I can give an additional point of view, which is coming from the theory of parabolic induction. Parabolic induction plays a prominent role in representation theory and gives you a better intuition for the higher rank situation. This point of view is often better stressed in the adelic theory than in the classical picture.
Let $G =PSL_2(\mathbb{R})$ with standard parabolic $B$ and $\Gamma$ a cofinite lattice.
My intuition is that te analytic Eisenstein series on $\Gamma \backslash G$ are vectors of the induced representation:
$$ Ind_{\Gamma N}^G 1,$$
but there is one major issue with this, namely that $\Gamma N$ is not a group.
Rigorously seen they are given as $P$ series, i.e.

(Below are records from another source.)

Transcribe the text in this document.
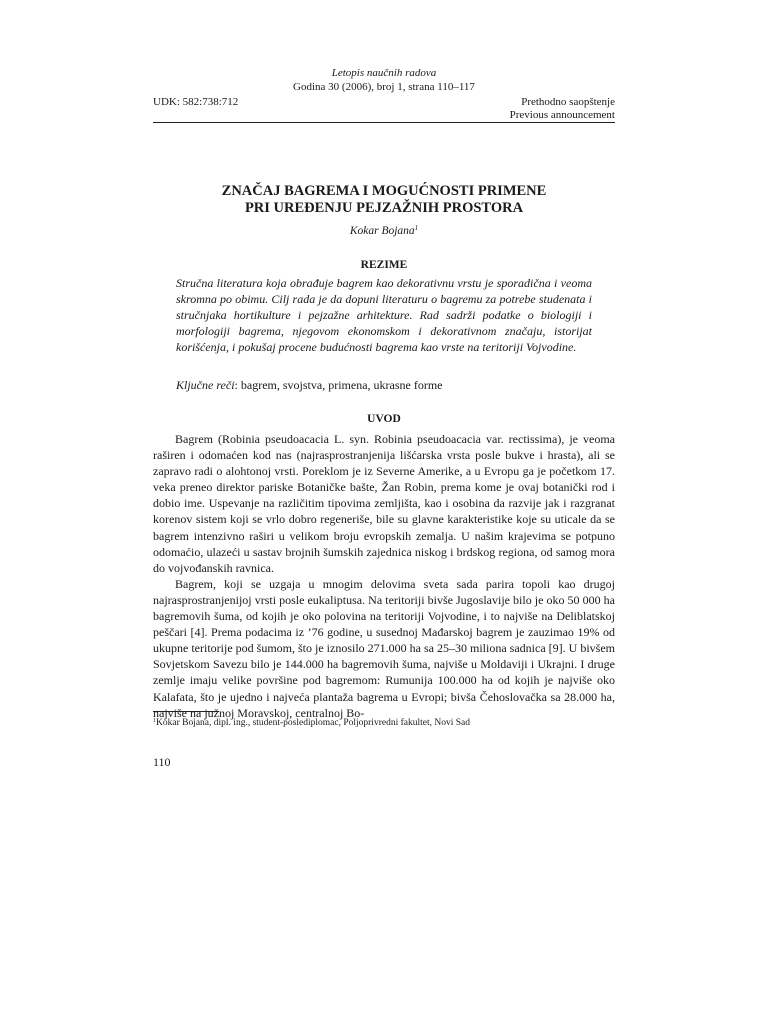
Letopis naučnih radova
Godina 30 (2006), broj 1, strana 110–117
UDK: 582:738:712	Prethodno saopštenje
Previous announcement
ZNAČAJ BAGREMA I MOGUĆNOSTI PRIMENE
PRI UREĐENJU PEJZAŽNIH PROSTORA
Kokar Bojana$^1$
REZIME
Stručna literatura koja obrađuje bagrem kao dekorativnu vrstu je sporadična i veoma skromna po obimu. Cilj rada je da dopuni literaturu o bagremu za potrebe studenata i stručnjaka hortikulture i pejzažne arhitekture. Rad sadrži podatke o biologiji i morfologiji bagrema, njegovom ekonomskom i dekorativnom značaju, istorijat korišćenja, i pokušaj procene budućnosti bagrema kao vrste na teritoriji Vojvodine.
Ključne reči: bagrem, svojstva, primena, ukrasne forme
UVOD

Bagrem (Robinia pseudoacacia L. syn. Robinia pseudoacacia var. rectissima), je veoma raširen i odomaćen kod nas (najrasprostranjenija lišćarska vrsta posle bukve i hrasta), ali se zapravo radi o alohtonoj vrsti. Poreklom je iz Severne Amerike, a u Evropu ga je početkom 17. veka preneo direktor pariske Botaničke bašte, Žan Robin, prema kome je ovaj botanički rod i dobio ime. Uspevanje na različitim tipovima zemljišta, kao i osobina da razvije jak i razgranat korenov sistem koji se vrlo dobro regeneriše, bile su glavne karakteristike koje su uticale da se bagrem intenzivno raširi u velikom broju evropskih zemalja. U našim krajevima se potpuno odomaćio, ulazeći u sastav brojnih šumskih zajednica niskog i brdskog regiona, od samog mora do vojvođanskih ravnica.

Bagrem, koji se uzgaja u mnogim delovima sveta sada parira topoli kao drugoj najrasprostranjenijoj vrsti posle eukaliptusa. Na teritoriji bivše Jugoslavije bilo je oko 50 000 ha bagremovih šuma, od kojih je oko polovina na teritoriji Vojvodine, i to najviše na Deliblatskoj peščari [4]. Prema podacima iz ’76 godine, u susednoj Mađarskoj bagrem je zauzimao 19% od ukupne teritorije pod šumom, što je iznosilo 271.000 ha sa 25–30 miliona sadnica [9]. U bivšem Sovjetskom Savezu bilo je 144.000 ha bagremovih šuma, najviše u Moldaviji i Ukrajni. I druge zemlje imaju velike površine pod bagremom: Rumunija 100.000 ha od kojih je najviše oko Kalafata, što je ujedno i najveća plantaža bagrema u Evropi; bivša Čehoslovačka sa 28.000 ha, najviše na južnoj Moravskoj, centralnoj Bo-

$^1$Kokar Bojana, dipl. ing., student-poslediplomac, Poljoprivredni fakultet, Novi Sad
110
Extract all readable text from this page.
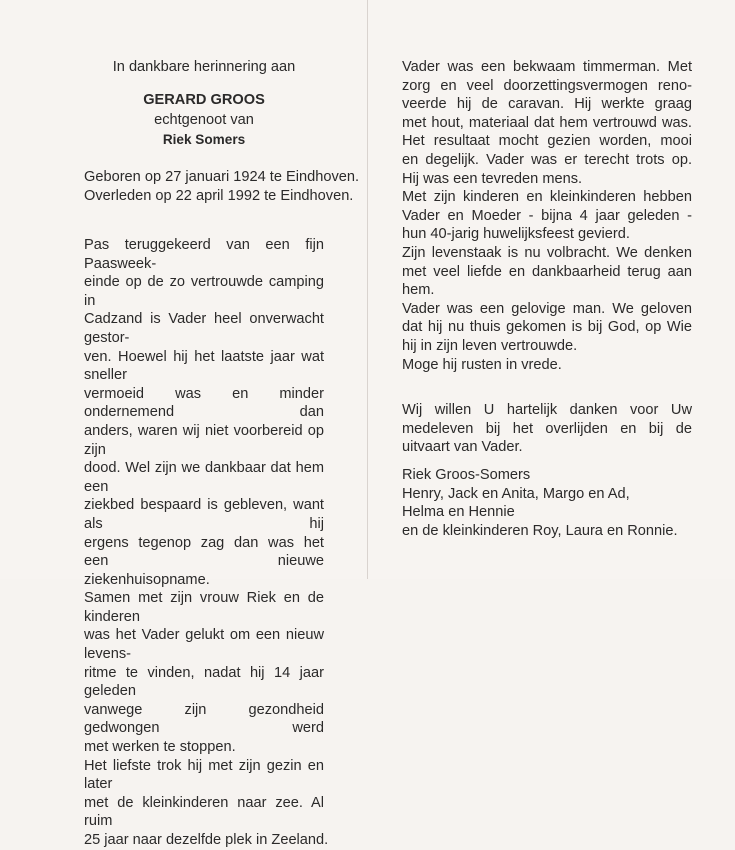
In dankbare herinnering aan
GERARD GROOS
echtgenoot van
Riek Somers
Geboren op 27 januari 1924 te Eindhoven.
Overleden op 22 april 1992 te Eindhoven.
Pas teruggekeerd van een fijn Paasweek-
einde op de zo vertrouwde camping in
Cadzand is Vader heel onverwacht gestor-
ven. Hoewel hij het laatste jaar wat sneller
vermoeid was en minder ondernemend dan
anders, waren wij niet voorbereid op zijn
dood. Wel zijn we dankbaar dat hem een
ziekbed bespaard is gebleven, want als hij
ergens tegenop zag dan was het een nieuwe
ziekenhuisopname.
Samen met zijn vrouw Riek en de kinderen
was het Vader gelukt om een nieuw levens-
ritme te vinden, nadat hij 14 jaar geleden
vanwege zijn gezondheid gedwongen werd
met werken te stoppen.
Het liefste trok hij met zijn gezin en later
met de kleinkinderen naar zee. Al ruim
25 jaar naar dezelfde plek in Zeeland.
Vader was een bekwaam timmerman. Met
zorg en veel doorzettingsvermogen reno-
veerde hij de caravan. Hij werkte graag
met hout, materiaal dat hem vertrouwd was.
Het resultaat mocht gezien worden, mooi
en degelijk. Vader was er terecht trots op.
Hij was een tevreden mens.
Met zijn kinderen en kleinkinderen hebben
Vader en Moeder - bijna 4 jaar geleden -
hun 40-jarig huwelijksfeest gevierd.
Zijn levenstaak is nu volbracht. We denken
met veel liefde en dankbaarheid terug aan
hem.
Vader was een gelovige man. We geloven
dat hij nu thuis gekomen is bij God, op Wie
hij in zijn leven vertrouwde.
Moge hij rusten in vrede.
Wij willen U hartelijk danken voor Uw
medeleven bij het overlijden en bij de
uitvaart van Vader.
Riek Groos-Somers
Henry, Jack en Anita, Margo en Ad,
Helma en Hennie
en de kleinkinderen Roy, Laura en Ronnie.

$$ E: C_c^\infty(N \backslash G) \rightarrow L^2(\Gamma \backslash G),$$
by defining the $B$ series $$E(f) (g)= \sum\limits_{B \cap \Gamma \backslash \Gamma} f(\gamma g).$$
The image of $E$ generates a dense subspace of the orthocomponent to the cuspidal forms.
Now, we one notices that $C_c^\infty(N \backslash G)$ is a dense subspace of $Ind_N^G 1$. Induction by steps gives a decomposition $$ Ind_N^G 1 \cong Ind_B^G Ind_N^B 1.$$ Now for $Ind_N^B 1 \cong L^2(B/N) = L^2(M)$, where $M$ are the diagonal matrices. Pontryagin duality gives you a direct integral decomposition of $L^2(M)$, and we have as a result
$$ Ind_N^G 1 \cong \int\limits_{\Re s = 0}^{\oplus} Ind_B^G | \cdotp |^s. $$
Certainly one hopes that $E$ extends to $Ind_B^G | \cdotp |^s$, but convergence only happens $\Re s >1/2$, and the operators has to be defined by analytic continuation to make sense on $\Re s = 0$.
Perhaps it useful to give at least one definition here: functions $f \in Ind_B^G | \cdotp |^s$ are defined as $f(bg) = |b_{1,1} / b_{2,2}|^{s+1/2} f(g)$ for $b \in B$ with $f|_K= f|_K\in L^2(K)$ for $K= PSO(2)$.